Answer came there none. But the goose couldn’t help noticing a neurolinguistic twitch in the wether’s right bright emerald eye.
They stared at the white and black clouds swelling over the distant Drakensberg. It looked like hail.
“Who, then,” ventured the goose, “of all the great and not so great countries of the world, has the moral authority to throw the first stone at this one now?”
“It depends on what you call a country.”
“It depends on how far you go back in history.”
“It depends on if there will be any stones still standing.”
“It depends on your race, your religion, your politics and your principles.”
They asked ChatGPT, which had none of them.
“Antarctica,” it said.
“That’s not a country,” said the horse.
“No one lives there,” said the goose.
“Your question is made more complicated by the condition that it must be inhabited by people,” said ChatGPT.
It had the annoying habit of speaking in italics.
“No,” said the sheep. “It’s got to be a country where everyone is innocent until proven guilty.”
“Rwanda?”
The horse laughed like a horse.
“You can laugh. But Rwanda has now been officially and judicially defined by the Mother of all Parliaments as one of the safest places on earth,” declared the sheep.
“True fact.”
The goose laughed like the horse. “Guilty until proven innocent.”
It took a little while for ChatGPT to find a country that hadn’t been complicit in one form of genocide or another.
“Vanuatu, then,” it said at last. “It’s a little less guilty than Greenland.”
“Vanuatu, then,” said the sheep.
“They would have invaded us if they could have after we stole their flag,” said the goose.
“But nobody knows that history,” said the horse.
“Nobody knows how anybody knows anything,” said ChatGPT.
“You’ve got to know enough to care,” said the sheep.
“You’ve got to care enough to want to know,” said the horse.
“You’ve got to know enough to know how much more you need to know before you can actually know what to care about,” said the goose.
“You never know…”
It didn’t sound like a statement of fact.
They stared at their various feet. Each of them had deeply personal reasons to despise their fellow creatures.
After a pause of twenty or thirty nanoseconds ChatGPT burped again, this time with a map:
“So maybe QwaQwa.”
“It isn’t a state.”
“It isn’t even a country.”
“But it got fucked over by everyone and fucked over no one.”

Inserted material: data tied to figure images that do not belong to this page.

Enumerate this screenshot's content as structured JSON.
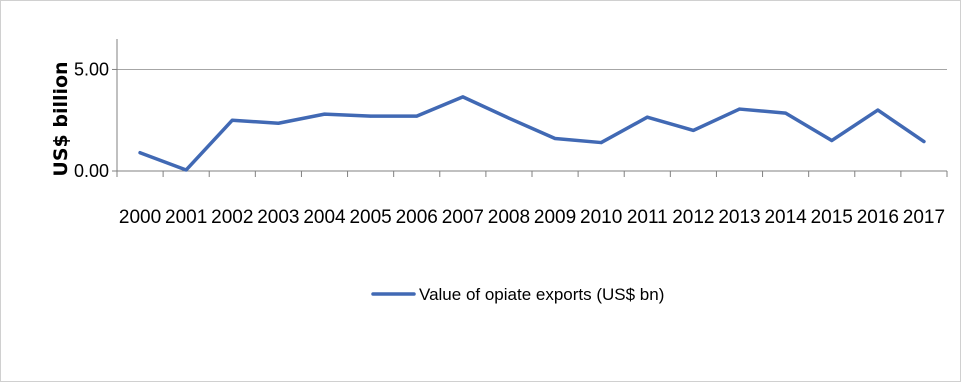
{
  "chart_data": {
    "type": "line",
    "title": "",
    "xlabel": "",
    "ylabel": "US$ billion",
    "ylim": [
      0,
      6.5
    ],
    "y_ticks": [
      {
        "value": 0,
        "label": "0.00"
      },
      {
        "value": 5,
        "label": "5.00"
      }
    ],
    "grid": "horizontal",
    "legend_position": "bottom",
    "categories": [
      "2000",
      "2001",
      "2002",
      "2003",
      "2004",
      "2005",
      "2006",
      "2007",
      "2008",
      "2009",
      "2010",
      "2011",
      "2012",
      "2013",
      "2014",
      "2015",
      "2016",
      "2017"
    ],
    "series": [
      {
        "name": "Value of opiate exports (US$ bn)",
        "color": "#4169b4",
        "values": [
          0.9,
          0.05,
          2.5,
          2.35,
          2.8,
          2.7,
          2.7,
          3.65,
          2.6,
          1.6,
          1.4,
          2.65,
          2.0,
          3.05,
          2.85,
          1.5,
          3.0,
          1.45
        ]
      }
    ]
  }
}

“Because it doesn’t have any plunderable natural resources.”
“That’s the point of a one state solution.”
“What?”
“You can, like, share stuff with your neighbours...?”
The horse laughed like the sheep. “It’s got plenty of stones.”
“Good example.”
The goose felt oddly vindicated but uttered not a murmur. She was watching neveq on Instagram.
ChatGPT coughed a little cough. “Ironically irrelevant footnote,” it announced. “Kwa-kwa in the local variant of the Sesotho language means ‘whiter than white’.”
The sheep puked up a small, round pebble. It rolled back and forth in flecks of blood between the devil and the deep blue sea.
An app beeped on the goose’s Chinese phone. Eskomsepoes was announcing Stage 99 loadshedding for the next thirty-seven years.
“Dark people,” said the dark horse.
The hail came.
To make sense is to make enemies.
Ambrose Moke, The Redactions
Hell is the incapacity to be other than the creature one finds oneself ordinarily behaving as.